At the same time, “Iron” is taking a hands-off approach to the booking of his Conor McGregor fight, which stalled in recent months after “Notorious” failed to meet the requirements set forth by United States Anti-Doping Agency (USADA).
And Chandler won’t be getting any help from promotion president Dana White.
“Conor says one thing, USADA says another,” Chandler told ESPN. “Conor [likes to] publicly be in spats, whether it be Dana here and there, sponsors here and there, people who it doesn’t even make sense for him to be picking fights with, different weight classes, different organizations, all kinds of stuff. It’s all just a big show. I don’t know what the understanding is. I could see it very well being just two clean tests. I have no problem with it being two clean tests. I could care less. If you do two clean tests, sounds to me like you’re clean. At this point, who am I to say what the stipulations are? I’m ready for him to be cleared or at least get that answer. At this point, we don’t have an answer.”
McGregor, 34, has not competed since breaking his leg against Dustin Poirier at UFC 264 back in summer 2021. “Notorious” was intrigued by the idea of “full immersion” for his combat sports comeback and eventually signed on to coach The Ultimate Fighter (TUF) 31, which is expected to get the Chandler rivalry off and running when it premieres on May 30 on ESPN.
That said, the season will end long before McGregor makes his UFC comeback, which is now being targeted for “later on this fall or winter at the latest.” The power-punching Irishman will need six months of clean drug testing before USADA can rubber stamp his return, unless “Notorious” somehow scores a special exemption.
Chandler believes McGregor is too attached to the rush of competition to stay retired.

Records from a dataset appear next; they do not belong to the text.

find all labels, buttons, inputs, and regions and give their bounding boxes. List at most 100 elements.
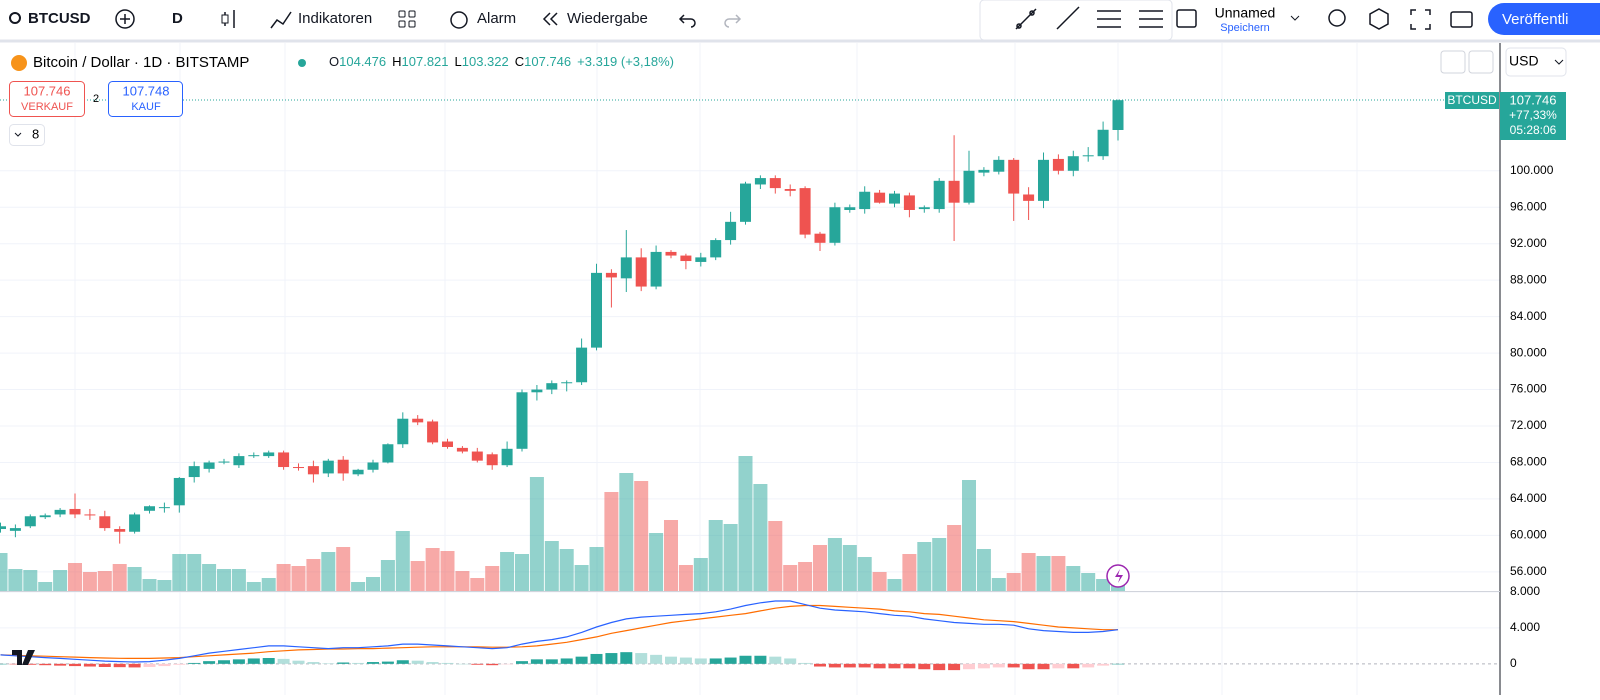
redo[interactable] [724,14,742,28]
undo[interactable] [678,14,696,28]
buy-price[interactable]: 107.748 [123,83,170,98]
buy-label[interactable]: KAUF [131,101,161,113]
histogram-bar [724,657,737,664]
candle-body [874,192,886,203]
candle-body [993,159,1005,172]
candle-body [397,418,409,445]
candle-body [784,189,796,191]
volume-bar [395,531,410,591]
volume-bar [1021,553,1036,591]
volume-bar [470,578,485,591]
volume-bar [321,552,336,591]
replay[interactable]: Wiedergabe [567,10,648,27]
volume-bar [589,547,604,591]
y-tick-label: 88.000 [1510,272,1547,286]
drawing-toolbar [979,0,1173,41]
volume-bar [351,582,366,591]
candle-body [114,529,126,532]
volume-bar [485,566,500,591]
histogram-bar [128,663,141,668]
histogram-bar [188,662,201,664]
candle-body [24,516,36,527]
histogram-bar [456,663,469,665]
alarm[interactable]: Alarm [477,10,516,27]
sell-label[interactable]: VERKAUF [21,101,73,113]
volume-bar [217,569,231,591]
histogram-bar [933,663,946,671]
volume-bar [813,545,827,591]
y-tick-label: 60.000 [1510,528,1547,542]
histogram-bar [784,658,797,664]
histogram-bar [992,663,1005,668]
candle-body [9,528,21,531]
candle-body [144,506,155,511]
volume-bar [798,562,813,591]
sell-button[interactable] [9,81,85,117]
candle-body [903,195,915,210]
toolbar [0,0,1600,40]
candle-body [39,515,51,518]
histogram-bar [307,662,320,664]
quick-search[interactable] [1328,9,1346,27]
buy-button[interactable] [108,81,183,117]
replay-icon[interactable] [542,12,558,26]
alarm-icon[interactable] [450,11,468,29]
histogram-bar [694,658,707,664]
volume-bar [887,579,902,591]
indicators-icon[interactable] [270,11,292,29]
histogram-bar [545,659,558,664]
countdown: 05:28:06 [1510,123,1557,137]
layout-name[interactable]: Unnamed [1215,5,1276,21]
drawing-tools[interactable] [1015,6,1163,30]
search-icon[interactable] [9,12,21,24]
publish[interactable]: Veröffentli [1502,11,1568,28]
histogram-bar [1022,663,1035,670]
candle-body [218,461,230,463]
indicators-toggle[interactable] [9,124,45,146]
volume-bar [261,578,276,591]
templates-icon[interactable] [398,10,416,28]
indicators[interactable]: Indikatoren [298,10,372,27]
interval[interactable]: D [172,10,183,27]
volume-bar [544,541,559,591]
candle-body [740,183,751,222]
histogram-bar [575,656,588,664]
candle-body [978,169,990,173]
save[interactable]: Speichern [1220,22,1270,34]
candle-body [69,508,81,515]
layout-icon[interactable] [1176,9,1197,28]
histogram-bar [828,663,841,668]
histogram-bar [98,663,111,667]
currency-button[interactable] [1505,47,1567,77]
candle-body [278,452,290,468]
indicators-count[interactable]: 8 [32,126,39,141]
candle-body [173,477,185,506]
settings[interactable] [1369,8,1389,30]
histogram-bar [411,660,424,664]
histogram-bar [322,663,335,664]
sell-price[interactable]: 107.746 [24,83,71,98]
symbol[interactable]: BTCUSD [28,10,91,27]
histogram-bar [1007,663,1020,668]
volume-bar [664,520,678,591]
screenshot[interactable] [1450,11,1473,28]
volume-bar [515,554,529,591]
histogram-bar [590,653,603,664]
publish-button[interactable] [1488,3,1600,35]
candle-body [263,452,275,457]
add-symbol[interactable] [115,9,135,29]
fullscreen[interactable] [1410,9,1431,30]
legend-ohlc: O104.476 H107.821 L103.322 C107.746 +3.319 (… [329,54,674,69]
layout-menu[interactable] [1290,15,1300,21]
volume-bar [976,549,991,591]
volume-bar [962,480,976,591]
volume-bar [0,553,8,591]
volume-bar [693,558,708,591]
currency[interactable]: USD [1509,53,1539,69]
volume-bar [276,564,291,591]
volume-bar [500,552,515,591]
volume-bar [246,582,261,591]
pane-buttons[interactable] [1440,50,1494,74]
histogram-bar [858,663,871,668]
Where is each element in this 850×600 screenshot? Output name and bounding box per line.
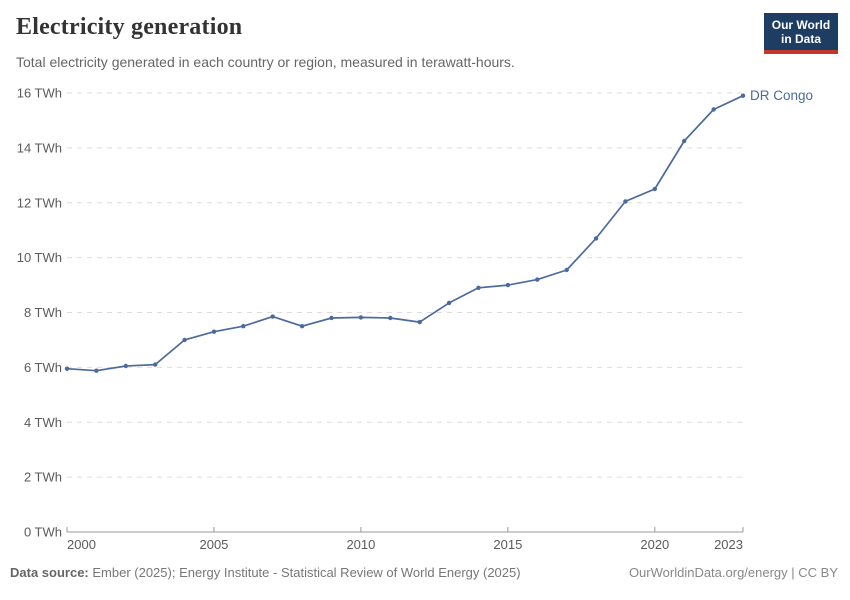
data-point[interactable] — [740, 93, 746, 98]
data-point[interactable] — [123, 363, 128, 369]
entity-label[interactable]: DR Congo — [750, 88, 813, 103]
y-tick-label: 14 TWh — [17, 140, 62, 155]
y-tick-label: 12 TWh — [17, 195, 62, 210]
data-point[interactable] — [505, 282, 511, 288]
y-tick-label: 6 TWh — [24, 360, 62, 375]
data-point[interactable] — [711, 107, 716, 112]
data-point[interactable] — [64, 366, 70, 371]
data-point[interactable] — [682, 138, 687, 144]
y-tick-label: 2 TWh — [24, 470, 62, 485]
data-point[interactable] — [388, 315, 393, 321]
data-point[interactable] — [182, 337, 187, 343]
y-tick-label: 0 TWh — [24, 525, 62, 540]
footer-link[interactable]: OurWorldinData.org/energy | CC BY — [628, 565, 838, 580]
data-point[interactable] — [564, 267, 569, 273]
y-tick-label: 16 TWh — [17, 86, 62, 101]
x-tick-label: 2023 — [714, 537, 743, 552]
y-tick-label: 4 TWh — [24, 415, 62, 430]
owid-logo-line2: in Data — [780, 32, 821, 46]
data-point[interactable] — [446, 300, 452, 306]
data-point[interactable] — [241, 324, 246, 329]
data-point[interactable] — [153, 362, 158, 367]
y-tick-label: 8 TWh — [24, 305, 62, 320]
data-line-dr-congo[interactable] — [66, 94, 744, 372]
chart-footer: Data source: Ember (2025); Energy Instit… — [0, 565, 850, 580]
data-point[interactable] — [476, 285, 481, 290]
data-source: Data source: Ember (2025); Energy Instit… — [10, 565, 521, 580]
x-tick-label: 2010 — [346, 537, 375, 552]
data-source-label: Data source: — [10, 565, 89, 580]
x-tick-label: 2000 — [67, 537, 96, 552]
data-point[interactable] — [211, 329, 217, 334]
data-point[interactable] — [652, 186, 657, 192]
x-tick-label: 2005 — [199, 537, 228, 552]
data-point[interactable] — [299, 324, 305, 329]
owid-logo-line1: Our World — [771, 18, 831, 32]
data-point[interactable] — [593, 236, 599, 241]
x-tick-label: 2020 — [640, 537, 669, 552]
y-tick-label: 10 TWh — [17, 250, 62, 265]
data-point[interactable] — [417, 319, 422, 325]
data-point[interactable] — [94, 368, 99, 373]
data-point[interactable] — [535, 277, 540, 282]
data-point[interactable] — [358, 315, 364, 320]
data-point[interactable] — [329, 315, 334, 321]
data-point[interactable] — [270, 314, 275, 319]
data-source-text: Ember (2025); Energy Institute - Statist… — [88, 565, 521, 580]
data-point[interactable] — [623, 199, 628, 204]
owid-logo[interactable]: Our World in Data — [764, 13, 838, 54]
chart-title: Electricity generation — [16, 14, 243, 40]
chart-subtitle: Total electricity generated in each coun… — [16, 54, 515, 70]
x-tick-label: 2015 — [493, 537, 522, 552]
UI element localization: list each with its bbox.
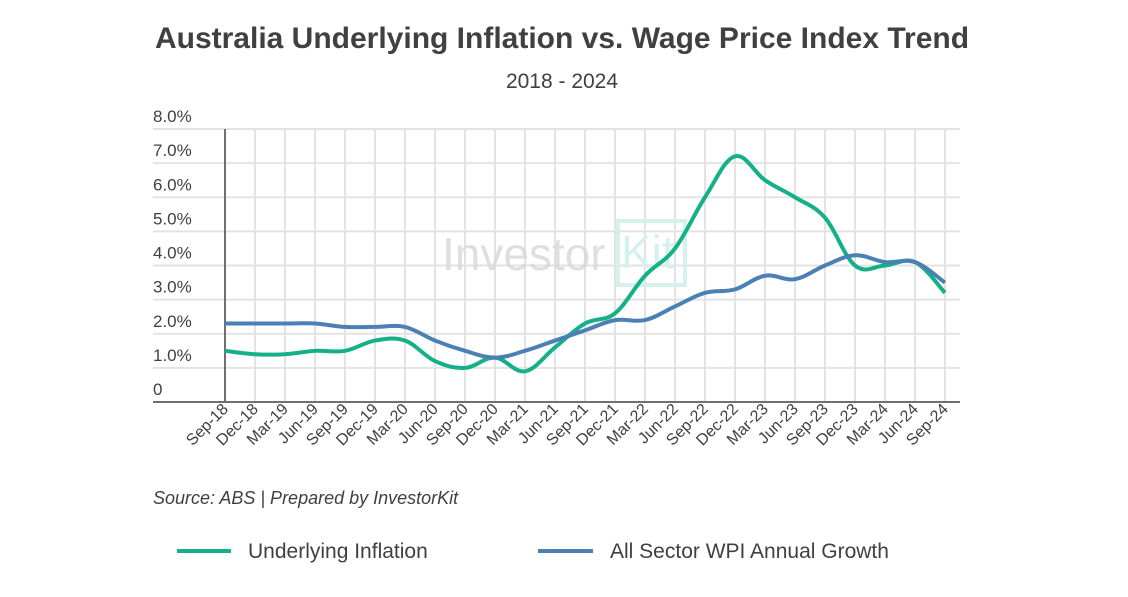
chart-title: Australia Underlying Inflation vs. Wage … — [155, 22, 969, 55]
y-tick-label: 5.0% — [153, 209, 192, 228]
legend: Underlying Inflation All Sector WPI Annu… — [177, 540, 889, 563]
y-tick-label: 3.0% — [153, 278, 192, 297]
watermark-logo: Investor — [442, 228, 606, 280]
x-axis-ticks: Sep-18Dec-18Mar-19Jun-19Sep-19Dec-19Mar-… — [183, 401, 952, 450]
y-tick-label: 8.0% — [153, 107, 192, 126]
y-tick-label: 6.0% — [153, 175, 192, 194]
chart-subtitle: 2018 - 2024 — [506, 70, 618, 93]
y-tick-label: 7.0% — [153, 141, 192, 160]
legend-item-wpi[interactable]: All Sector WPI Annual Growth — [538, 540, 889, 563]
source-note: Source: ABS | Prepared by InvestorKit — [153, 488, 459, 508]
y-tick-label: 2.0% — [153, 312, 192, 331]
y-tick-label: 4.0% — [153, 244, 192, 263]
legend-label-wpi: All Sector WPI Annual Growth — [610, 540, 889, 563]
legend-label-underlying-inflation: Underlying Inflation — [248, 540, 428, 563]
y-tick-label: 1.0% — [153, 346, 192, 365]
y-tick-label: 0 — [153, 380, 162, 399]
legend-item-underlying-inflation[interactable]: Underlying Inflation — [177, 540, 428, 563]
y-axis-ticks: 0 1.0% 2.0% 3.0% 4.0% 5.0% 6.0% 7.0% 8.0% — [153, 107, 192, 399]
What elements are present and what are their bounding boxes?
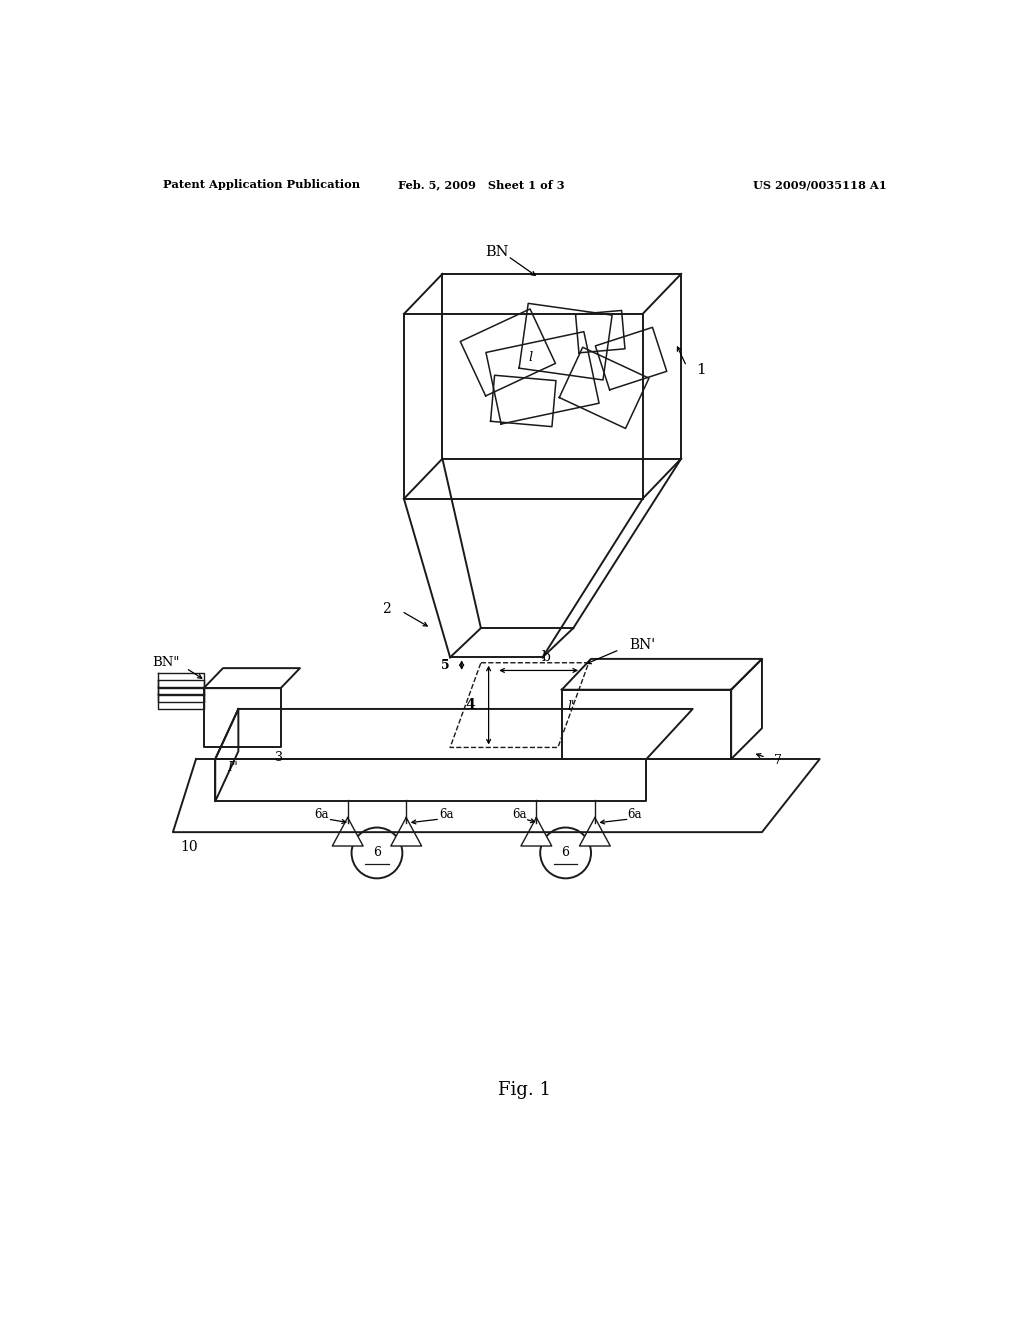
Text: 6a: 6a xyxy=(512,808,526,821)
Text: BN': BN' xyxy=(630,638,655,652)
Polygon shape xyxy=(204,668,300,688)
Text: 6: 6 xyxy=(373,846,381,859)
Text: 4: 4 xyxy=(466,698,475,711)
Text: 5: 5 xyxy=(441,659,451,672)
Circle shape xyxy=(541,828,591,878)
Polygon shape xyxy=(580,817,610,846)
Polygon shape xyxy=(173,759,819,832)
Polygon shape xyxy=(215,759,646,801)
Circle shape xyxy=(351,828,402,878)
Text: 6a: 6a xyxy=(314,808,329,821)
Text: 2: 2 xyxy=(382,602,391,616)
Polygon shape xyxy=(215,709,239,801)
Text: 1: 1 xyxy=(696,363,707,378)
Text: 6a: 6a xyxy=(439,808,454,821)
Text: Patent Application Publication: Patent Application Publication xyxy=(163,180,360,190)
Polygon shape xyxy=(562,689,731,759)
Text: 6: 6 xyxy=(561,846,569,859)
Polygon shape xyxy=(333,817,364,846)
Text: 10: 10 xyxy=(180,840,199,854)
Polygon shape xyxy=(204,688,281,747)
Text: US 2009/0035118 A1: US 2009/0035118 A1 xyxy=(753,180,887,190)
Text: 6a: 6a xyxy=(628,808,642,821)
Text: l': l' xyxy=(568,700,575,713)
Text: 7: 7 xyxy=(773,754,781,767)
Text: BN: BN xyxy=(484,246,508,259)
Text: BN": BN" xyxy=(153,656,179,669)
Text: I": I" xyxy=(226,760,238,774)
Polygon shape xyxy=(391,817,422,846)
Text: b: b xyxy=(542,651,551,664)
Polygon shape xyxy=(215,709,692,759)
Polygon shape xyxy=(521,817,552,846)
Text: l: l xyxy=(528,351,534,363)
Text: Feb. 5, 2009   Sheet 1 of 3: Feb. 5, 2009 Sheet 1 of 3 xyxy=(397,180,564,190)
Text: Fig. 1: Fig. 1 xyxy=(499,1081,551,1100)
Polygon shape xyxy=(562,659,762,689)
Text: 3: 3 xyxy=(275,751,284,764)
Polygon shape xyxy=(731,659,762,759)
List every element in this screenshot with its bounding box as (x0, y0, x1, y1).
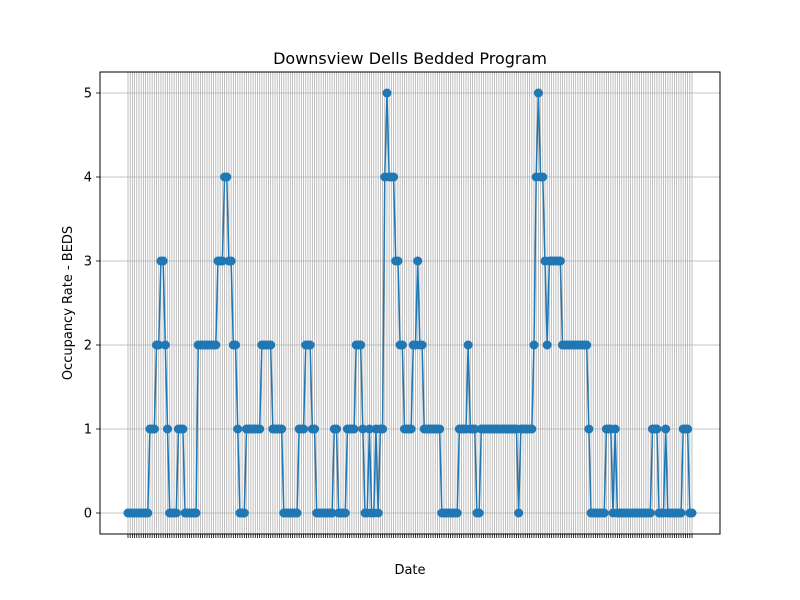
data-point (533, 88, 543, 98)
data-point (171, 508, 181, 518)
data-point (645, 508, 655, 518)
x-grid (127, 72, 693, 534)
data-point (463, 340, 473, 350)
data-point (239, 508, 249, 518)
data-point (231, 340, 241, 350)
chart-title: Downsview Dells Bedded Program (273, 49, 547, 68)
y-ticks: 0 1 2 3 4 5 (84, 87, 100, 522)
data-point (676, 508, 686, 518)
data-point (191, 508, 201, 518)
data-point (158, 256, 168, 266)
data-point (373, 508, 383, 518)
data-point (687, 508, 697, 518)
y-tick-label: 2 (84, 339, 92, 354)
data-point (143, 508, 153, 518)
data-point (584, 424, 594, 434)
data-point (382, 88, 392, 98)
data-point (358, 424, 368, 434)
data-point (349, 424, 359, 434)
data-point (266, 340, 276, 350)
y-tick-label: 0 (84, 507, 92, 522)
data-point (378, 424, 388, 434)
data-point (340, 508, 350, 518)
y-axis-label: Occupancy Rate - BEDS (61, 226, 76, 380)
data-point (310, 424, 320, 434)
data-point (514, 508, 524, 518)
data-point (160, 340, 170, 350)
data-point (233, 424, 243, 434)
data-point (299, 424, 309, 434)
data-point (277, 424, 287, 434)
data-point (683, 424, 693, 434)
data-point (217, 256, 227, 266)
data-point (222, 172, 232, 182)
data-point (305, 340, 315, 350)
data-point (538, 172, 548, 182)
data-point (163, 424, 172, 434)
data-point (610, 424, 620, 434)
data-point (393, 256, 403, 266)
y-tick-label: 4 (84, 171, 92, 186)
y-tick-label: 1 (84, 423, 92, 438)
data-point (331, 424, 341, 434)
data-point (406, 424, 416, 434)
y-tick-label: 3 (84, 255, 92, 270)
data-point (356, 340, 366, 350)
data-point (389, 172, 399, 182)
y-tick-label: 5 (84, 87, 92, 102)
data-point (452, 508, 462, 518)
data-point (435, 424, 445, 434)
plot-frame (99, 71, 721, 535)
data-point (397, 340, 407, 350)
data-point (555, 256, 565, 266)
data-point (527, 424, 537, 434)
data-point (255, 424, 265, 434)
data-point (364, 424, 374, 434)
data-point (413, 256, 423, 266)
data-point (327, 508, 337, 518)
data-point (178, 424, 188, 434)
data-point (599, 508, 609, 518)
data-point (542, 340, 552, 350)
data-point (474, 508, 484, 518)
data-point (154, 340, 164, 350)
data-point (661, 424, 671, 434)
data-point (149, 424, 159, 434)
data-point (292, 508, 302, 518)
data-point (417, 340, 427, 350)
data-point (582, 340, 592, 350)
data-point (470, 424, 480, 434)
x-ticks (127, 534, 693, 538)
x-axis-label: Date (394, 563, 425, 578)
data-points (123, 88, 697, 518)
data-point (529, 340, 539, 350)
data-point (652, 424, 662, 434)
data-point (211, 340, 221, 350)
data-point (226, 256, 236, 266)
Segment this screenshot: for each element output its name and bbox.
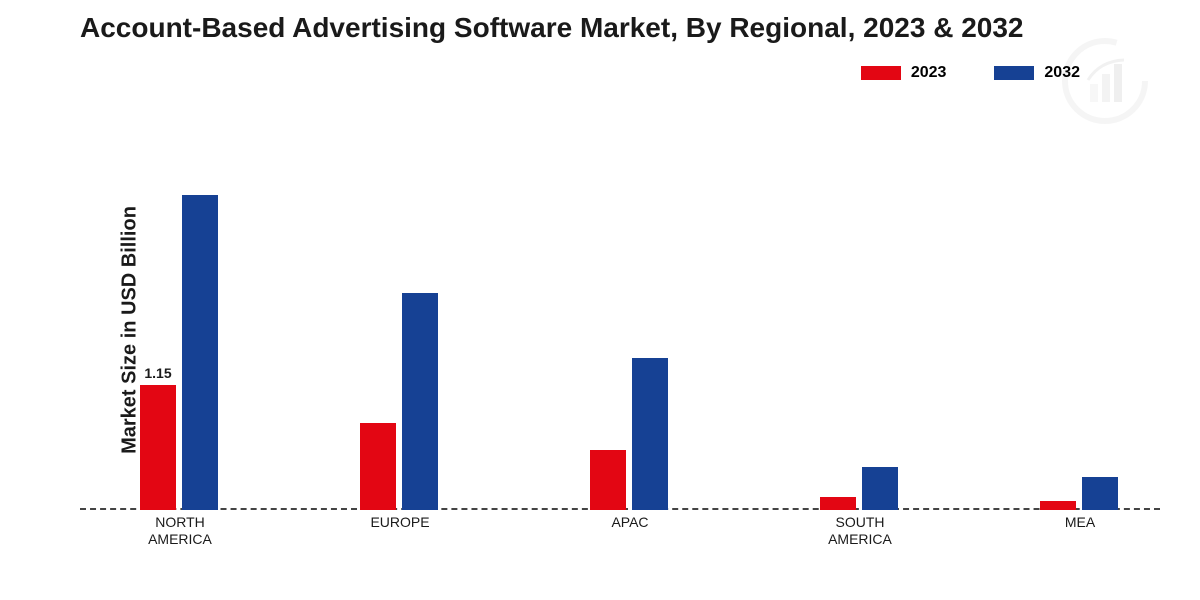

“I think Conor, to his core, really is romantic about combat sports, he loves it,” Chandler said. “And I think he’s got an ego the size of Texas. He needs to get back in there and continue to feel that rush, feel the crowd, acting like he’s a god for those 15 minutes, 25 minutes, whatever it may be. So, I think he’s coming back. It sure would be a huge stain on his legacy, leading everybody down a road, making people think that he’s coming back, and then kind of chickening out at the very end and only doing it for the publicity. That, to me, screams insecurity and trying to stay relevant rather than seeing through your commitment.”
We’ll find out later the year ... hopefully.